EIBのエアバス向け融資は、同行の歴史上、前例のない規模である。
| 詳細 | 情報 |
|---|---|
| 融資総額 | 30億ユーロ(約34億2,000万~34億3,000万ドル)、EIB史上最大の企業向け融資 |
| 第1弾 | 10億ユーロ、2026年6月29日にブリュッセルで署名 |
| 融資先 | エアバスSE |
| 目的 | エアバスの2030年までの研究開発および計画投資を支援。「先進的製造ソリューション」、脱炭素化、次世代民間航空機、防衛・宇宙技術など |
| EIBプログラム | EIBの旗艦イニシアチブ TechEU に分類。欧州の重要技術投資を加速することを目的とする |
| 条件 | EIBは「通常の貸付であり、利子が発生し、EIBの全体的な融資活動の一部である」と説明し、エアバスへの特異な支援を否定 |
EIBとエアバスは2026年6月29日、ブリュッセルでの式典で第1弾の10億ユーロ融資に署名した。この資金は、エアバスの2030年までの計画投資を支援するものである。
ボーイング・エアバス紛争は、歴史的にも最も長期化し、高額な費用を要した貿易戦争の一つである。EIB融資がここまで問題視される背景には、以下の経緯がある。
米国とEUは、ボーイングとエアバスへの違法補助金の相互非難を巡り、WTOで長期にわたる法廷闘争を繰り広げた。双方とも部分的な勝利を収め、その結果、航空機からトラクター、ワイン、チーズに至るまで、数十億ドル規模の商品に報復関税が課される波が起きた。WTOはEUがA380およびA350プログラムに対して違法な補助金を提供したと認定する一方、米国もボーイングに違法な税制優遇措置や研究助成金を与えていたとの判断を下した。
2021年6月、米国とEUはこの紛争に伴う関税を5年間停止することで合意。この合意は、訴訟ではなく協力的に補助金問題に対処するための将来志向の枠組みを創設した。双方は総額115億ドル相当の制裁関税を停止した。

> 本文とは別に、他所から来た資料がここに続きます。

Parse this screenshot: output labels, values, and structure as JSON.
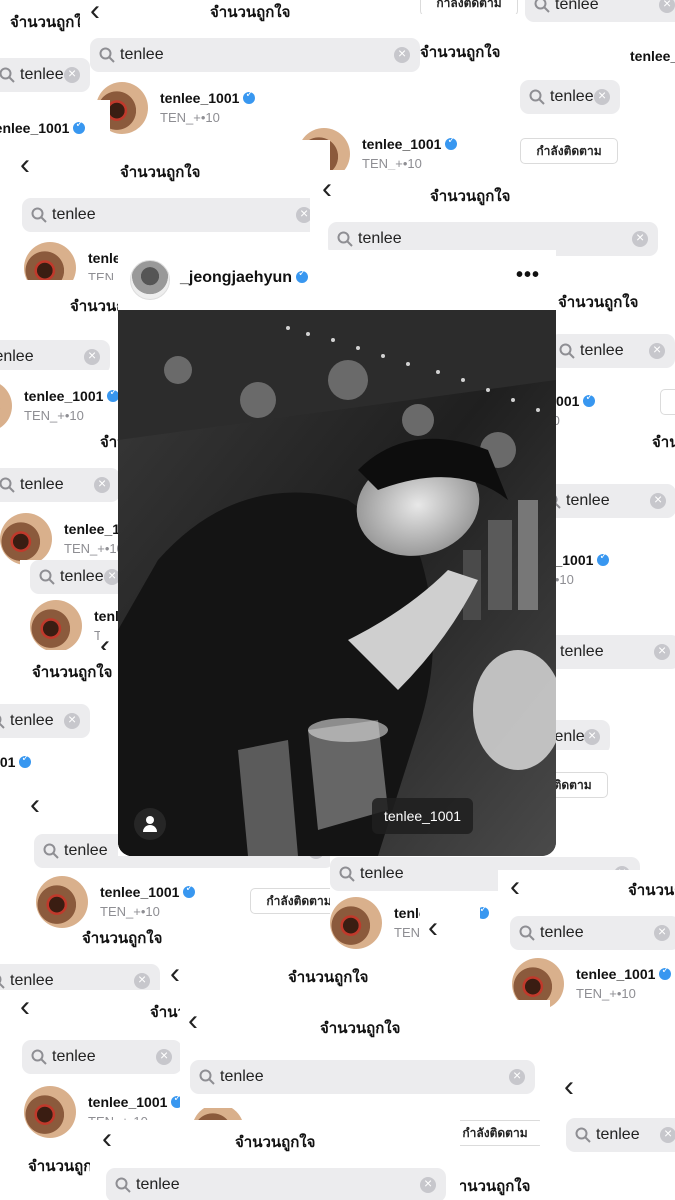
{
  "screen": {
    "title": "จำนวนถูกใจ",
    "search_query": "tenlee",
    "result": {
      "username": "tenlee_1001",
      "fullname": "TEN_+•10",
      "follow_label": "กำลังติดตาม",
      "verified": true
    }
  },
  "post": {
    "username": "_jeongjaehyun",
    "verified": true,
    "more_label": "•••",
    "photo_alt": "",
    "tag_label": "tenlee_1001"
  },
  "colors": {
    "verified": "#3897f0",
    "search_bg": "#ececee",
    "tag_bg": "#1e1e1e"
  },
  "icons": [
    "back-chevron-icon",
    "search-icon",
    "clear-icon",
    "verified-badge-icon",
    "more-icon",
    "person-tag-icon"
  ]
}
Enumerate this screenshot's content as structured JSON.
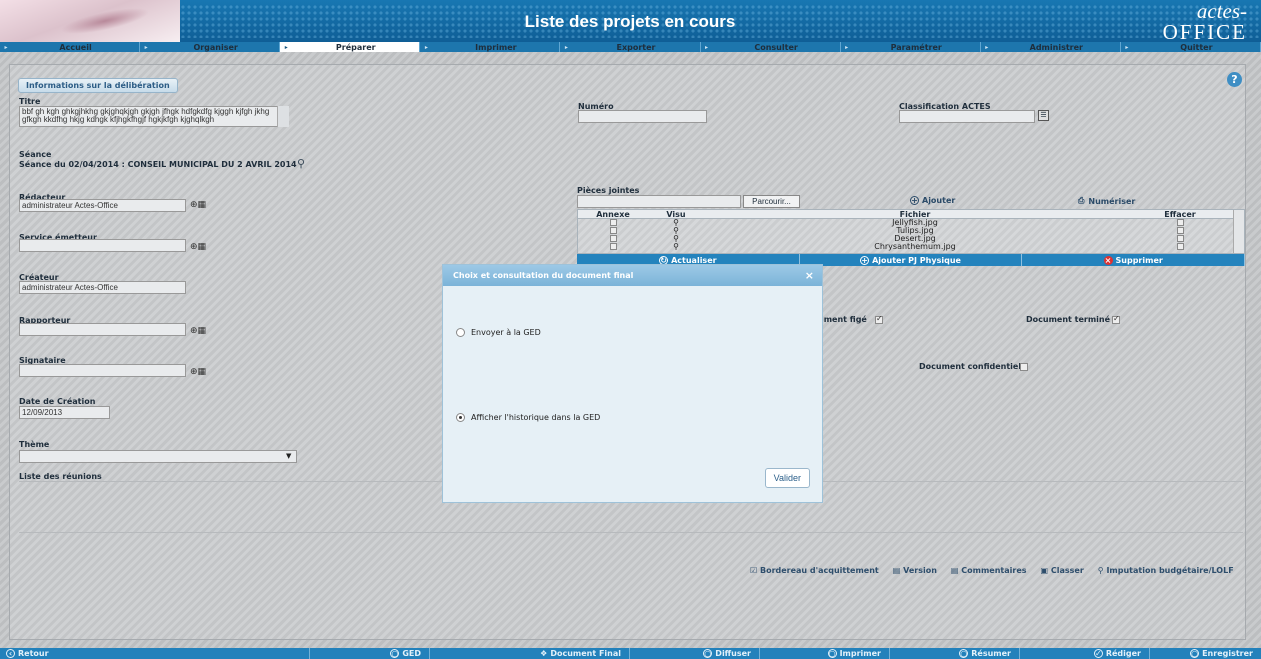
{
  "header": {
    "title": "Liste des projets en cours",
    "brand_top": "actes-",
    "brand_bottom": "OFFICE"
  },
  "nav": {
    "items": [
      "Accueil",
      "Organiser",
      "Préparer",
      "Imprimer",
      "Exporter",
      "Consulter",
      "Paramétrer",
      "Administrer",
      "Quitter"
    ],
    "active_index": 2
  },
  "form": {
    "section_label": "Informations sur la délibération",
    "help_icon": "?",
    "titre_label": "Titre",
    "titre_value": "bbf gh kgh ghkgjhkhg gkjghqkjgh gkjgh jfhgk hdfgkdfg kjggh kjfgh jkhg gfkgh  kkdfhg hkjg kdhgk kfjhgkfhgjf hgkjkfgh kjghqlkgh",
    "numero_label": "Numéro",
    "numero_value": "",
    "classification_label": "Classification ACTES",
    "classification_value": "",
    "seance_label": "Séance",
    "seance_value": "Séance du 02/04/2014 : CONSEIL MUNICIPAL DU 2 AVRIL 2014",
    "redacteur_label": "Rédacteur",
    "redacteur_value": "administrateur Actes-Office",
    "service_label": "Service émetteur",
    "service_value": "",
    "createur_label": "Créateur",
    "createur_value": "administrateur Actes-Office",
    "rapporteur_label": "Rapporteur",
    "rapporteur_value": "",
    "signataire_label": "Signataire",
    "signataire_value": "",
    "date_label": "Date de Création",
    "date_value": "12/09/2013",
    "theme_label": "Thème",
    "theme_value": "",
    "reunions_label": "Liste des réunions",
    "doc_fige_label": "ument figé",
    "doc_termine_label": "Document terminé",
    "doc_confidentiel_label": "Document confidentiel"
  },
  "pieces": {
    "label": "Pièces jointes",
    "browse_label": "Parcourir...",
    "ajouter_label": "Ajouter",
    "numeriser_label": "Numériser",
    "columns": [
      "Annexe",
      "Visu",
      "Fichier",
      "Effacer"
    ],
    "files": [
      "Jellyfish.jpg",
      "Tulips.jpg",
      "Desert.jpg",
      "Chrysanthemum.jpg"
    ],
    "actions": [
      "Actualiser",
      "Ajouter PJ Physique",
      "Supprimer"
    ]
  },
  "bottom_links": [
    "Bordereau d'acquittement",
    "Version",
    "Commentaires",
    "Classer",
    "Imputation budgétaire/LOLF"
  ],
  "footer": [
    "Retour",
    "GED",
    "Document Final",
    "Diffuser",
    "Imprimer",
    "Résumer",
    "Rédiger",
    "Enregistrer"
  ],
  "modal": {
    "title": "Choix et consultation du document final",
    "close": "×",
    "option1": "Envoyer à la GED",
    "option2": "Afficher l'historique dans la GED",
    "selected": 2,
    "button": "Valider"
  },
  "colors": {
    "nav_blue": "#1d76ad",
    "footer_blue": "#2381bb",
    "modal_title": "#8fc0e0"
  }
}
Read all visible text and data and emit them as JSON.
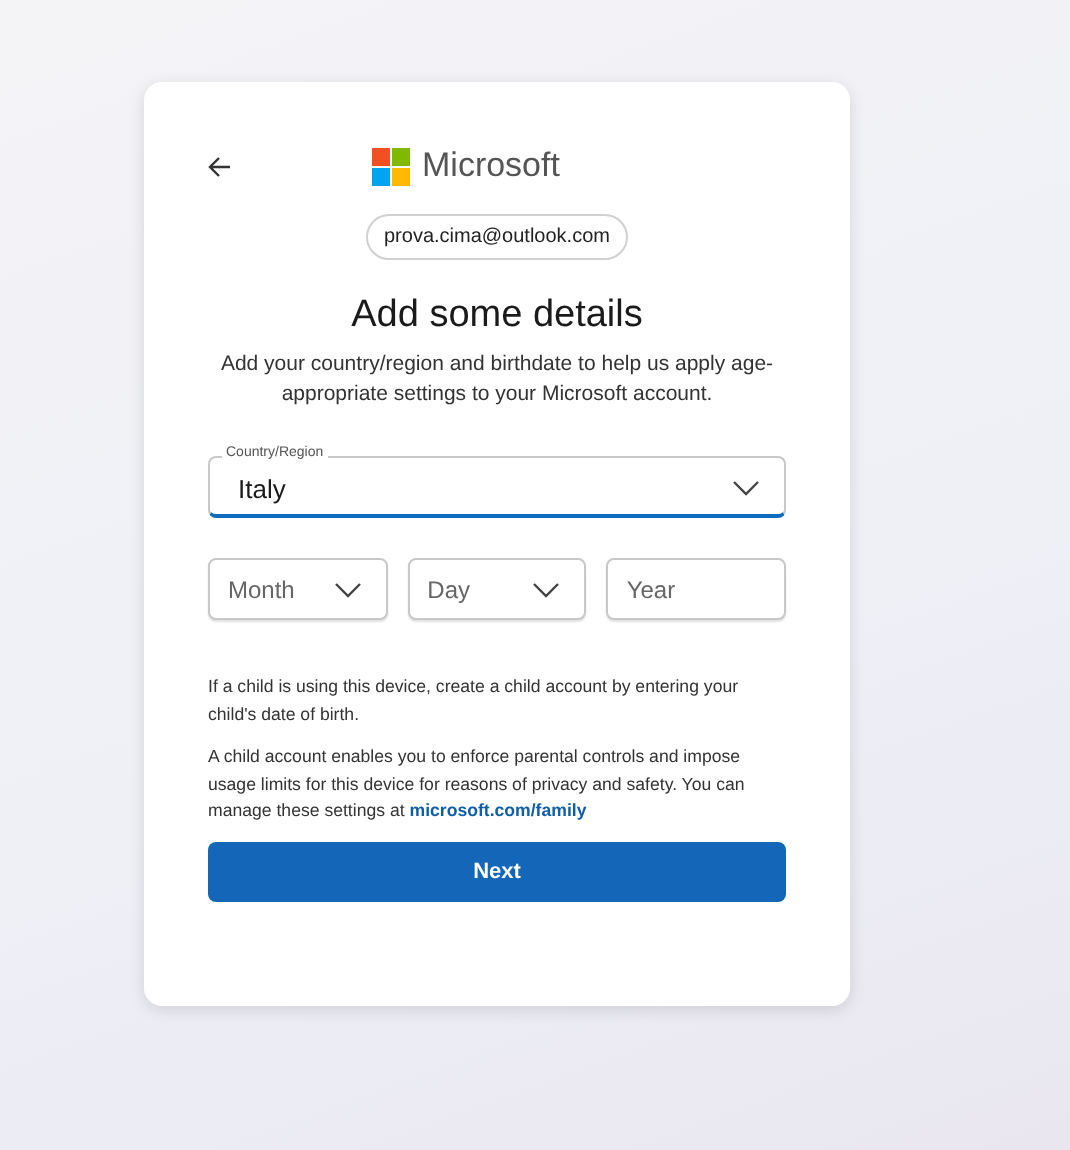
{
  "header": {
    "brand": "Microsoft"
  },
  "account": "prova.cima@outlook.com",
  "title": "Add some details",
  "description": "Add your country/region and birthdate to help us apply age-appropriate settings to your Microsoft account.",
  "country": {
    "label": "Country/Region",
    "value": "Italy",
    "focused": true
  },
  "birthdate": [
    {
      "kind": "select",
      "placeholder": "Month"
    },
    {
      "kind": "select",
      "placeholder": "Day"
    },
    {
      "kind": "input",
      "placeholder": "Year"
    }
  ],
  "notes": [
    {
      "text": "If a child is using this device, create a child account by entering your child's date of birth."
    },
    {
      "text": "A child account enables you to enforce parental controls and impose usage limits for this device for reasons of privacy and safety. You can manage these settings at",
      "link": "microsoft.com/family"
    }
  ],
  "button": "Next"
}
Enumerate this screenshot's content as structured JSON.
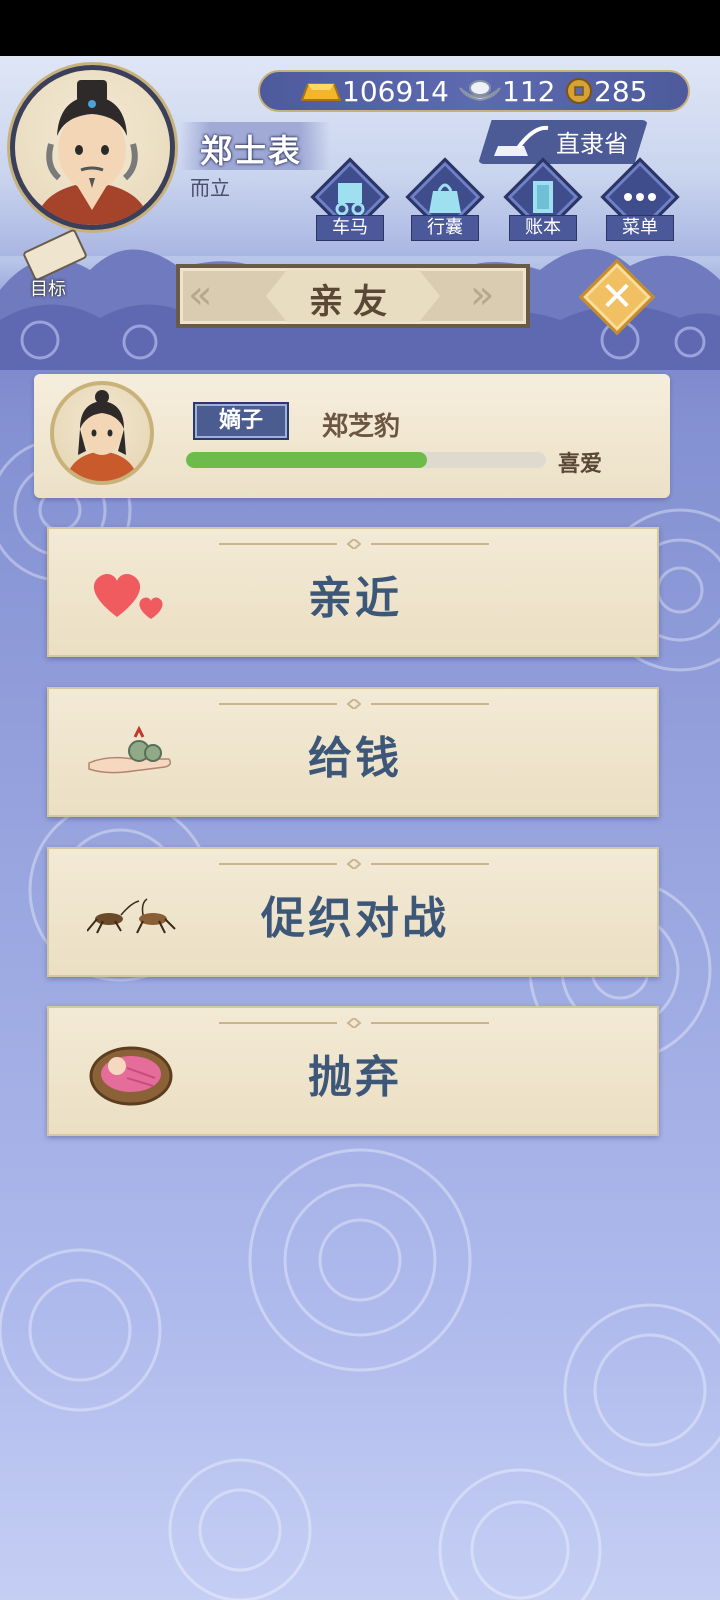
{
  "player": {
    "name": "郑士表",
    "age_title": "而立"
  },
  "currency": {
    "gold": "106914",
    "silver": "112",
    "coin": "285"
  },
  "province": "直隶省",
  "menu": [
    {
      "label": "车马",
      "icon": "carriage-icon"
    },
    {
      "label": "行囊",
      "icon": "bag-icon"
    },
    {
      "label": "账本",
      "icon": "ledger-icon"
    },
    {
      "label": "菜单",
      "icon": "more-icon"
    }
  ],
  "goal": {
    "label": "目标"
  },
  "panel": {
    "title": "亲友"
  },
  "child": {
    "role": "嫡子",
    "name": "郑芝豹",
    "affinity_label": "喜爱",
    "affinity_fraction": 0.67
  },
  "actions": [
    {
      "label": "亲近",
      "icon": "hearts-icon"
    },
    {
      "label": "给钱",
      "icon": "money-hand-icon"
    },
    {
      "label": "促织对战",
      "icon": "crickets-icon"
    },
    {
      "label": "抛弃",
      "icon": "baby-basket-icon"
    }
  ],
  "colors": {
    "accent": "#3d5778",
    "affinity": "#6cbb4b",
    "close": "#f0c062"
  }
}
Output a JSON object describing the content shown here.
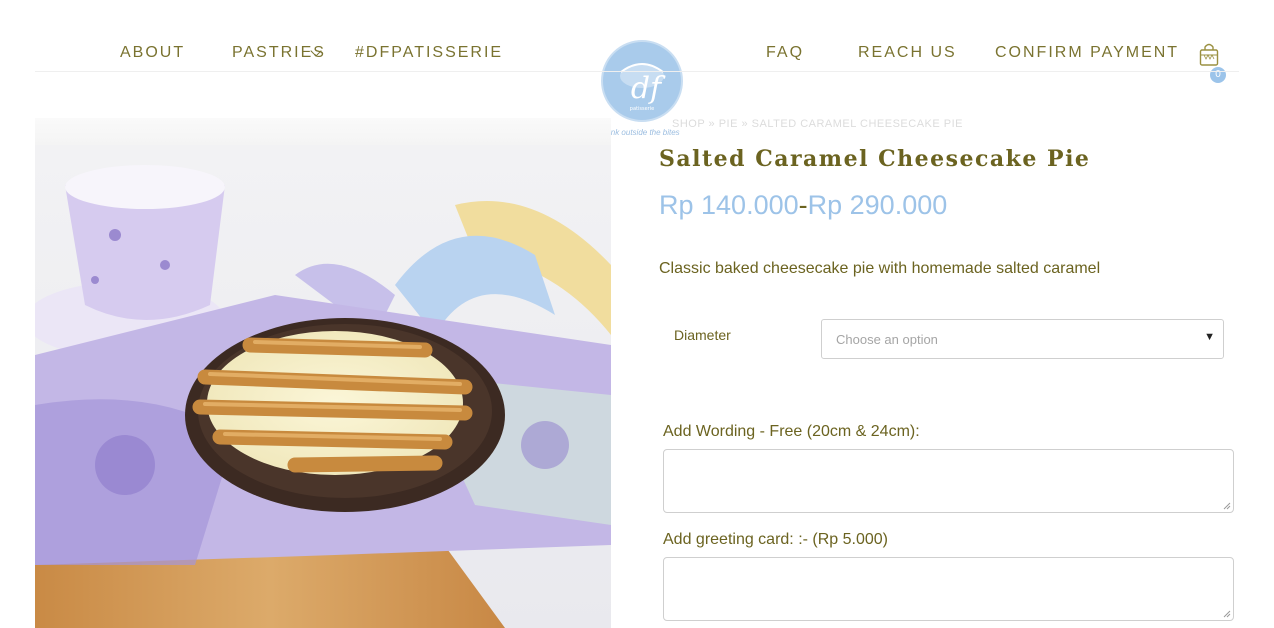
{
  "nav": {
    "left": [
      "ABOUT",
      "PASTRIES",
      "#DFPATISSERIE"
    ],
    "right": [
      "FAQ",
      "REACH US",
      "CONFIRM PAYMENT"
    ]
  },
  "logo": {
    "text": "df",
    "small": "patisserie",
    "tagline": "think outside the bites"
  },
  "cart": {
    "count": "0",
    "icon": "shopping-bag-icon"
  },
  "breadcrumb": "SHOP » PIE » SALTED CARAMEL CHEESECAKE PIE",
  "product": {
    "title": "Salted Caramel Cheesecake Pie",
    "price_min": "Rp 140.000",
    "price_sep": "-",
    "price_max": "Rp 290.000",
    "description": "Classic baked cheesecake pie with homemade salted caramel"
  },
  "options": {
    "diameter_label": "Diameter",
    "diameter_placeholder": "Choose an option"
  },
  "addons": {
    "wording_label": "Add Wording - Free (20cm & 24cm):",
    "card_label": "Add greeting card: :- (Rp 5.000)"
  },
  "colors": {
    "accent": "#9dc3e8",
    "text": "#6b6320",
    "nav": "#7a7330"
  }
}
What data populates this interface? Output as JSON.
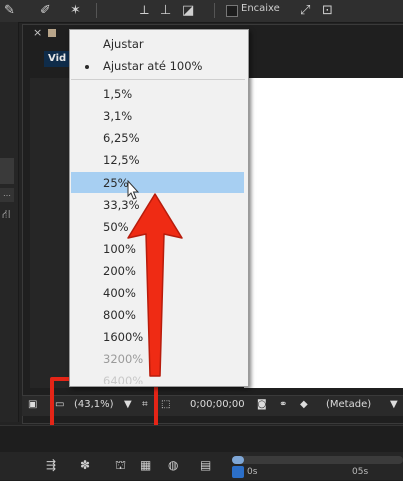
{
  "toolbar": {
    "encaixe_label": "Encaixe"
  },
  "panel": {
    "comp_tab_label": "Vid"
  },
  "zoom_menu": {
    "items": [
      {
        "label": "Ajustar"
      },
      {
        "label": "Ajustar até 100%",
        "selected": true
      },
      {
        "label": "1,5%"
      },
      {
        "label": "3,1%"
      },
      {
        "label": "6,25%"
      },
      {
        "label": "12,5%"
      },
      {
        "label": "25%",
        "highlighted": true
      },
      {
        "label": "33,3%"
      },
      {
        "label": "50%"
      },
      {
        "label": "100%"
      },
      {
        "label": "200%"
      },
      {
        "label": "400%"
      },
      {
        "label": "800%"
      },
      {
        "label": "1600%"
      },
      {
        "label": "3200%",
        "disabled": true
      },
      {
        "label": "6400%",
        "disabled": true
      }
    ]
  },
  "viewer_bar": {
    "zoom_value": "(43,1%)",
    "timecode": "0;00;00;00",
    "resolution": "(Metade)"
  },
  "timeline": {
    "start_label": "0s",
    "mark_label": "05s"
  },
  "colors": {
    "highlight": "#e42517",
    "menu_selection": "#a7cff2",
    "timeline_accent": "#2c6fc8"
  }
}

2026年6月25日、EU加盟国は2026年7月6日に期限切れを控えていた関税停止を無期限(オープンエンド)に延長することを決議した。これは緊張緩和に向けた外交的勝利と見なされていた。
ボーイングの書簡は、EIB融資が休戦延長のわずか4日後に発表されたことを指摘し、これが休戦合意の精神に反すると主張、貿易摩擦を再燃させた。EIBは、同様の融資はWTO紛争中にも承認されており、これは補助金ではなく標準的な貸付であると反論している。
トランプ政権は関税を広範に活用してきたが、自らが反対する多国間貿易ルールを暗に認めるWTOの仕組みに関与することには消極的とされる。トランプ大統領は別途、外国製ジェット機の輸入について貿易相手国との協議を呼びかけており、ボーイングの懸念はこれらの協議で提起される可能性がある。注目すべきは、同政権が2025年にいったん航空機に関税を課した後、同年中に航空機と部品を関税対象から除外した点である。
ボーイングの要求は、過去最高額のEIB融資が休戦合意を形骸化させる「偽装補助金」に当たるかどうか、米政府に精査を求めるものだ。一方、EIBは標準的な貸付であると主張している。この問題は、公式な関税戦争が凍結された後も、大西洋の両岸に依然として警戒感が残っていることを浮き彫りにしている。ワシントンがボーイングの要求を真摯に受け止めるのか、それともEIBの融資を許容可能な市場金融と見なすのかによって、長くくすぶる貿易紛争が再燃するか、沈静化したままとなるかの瀬戸際にある。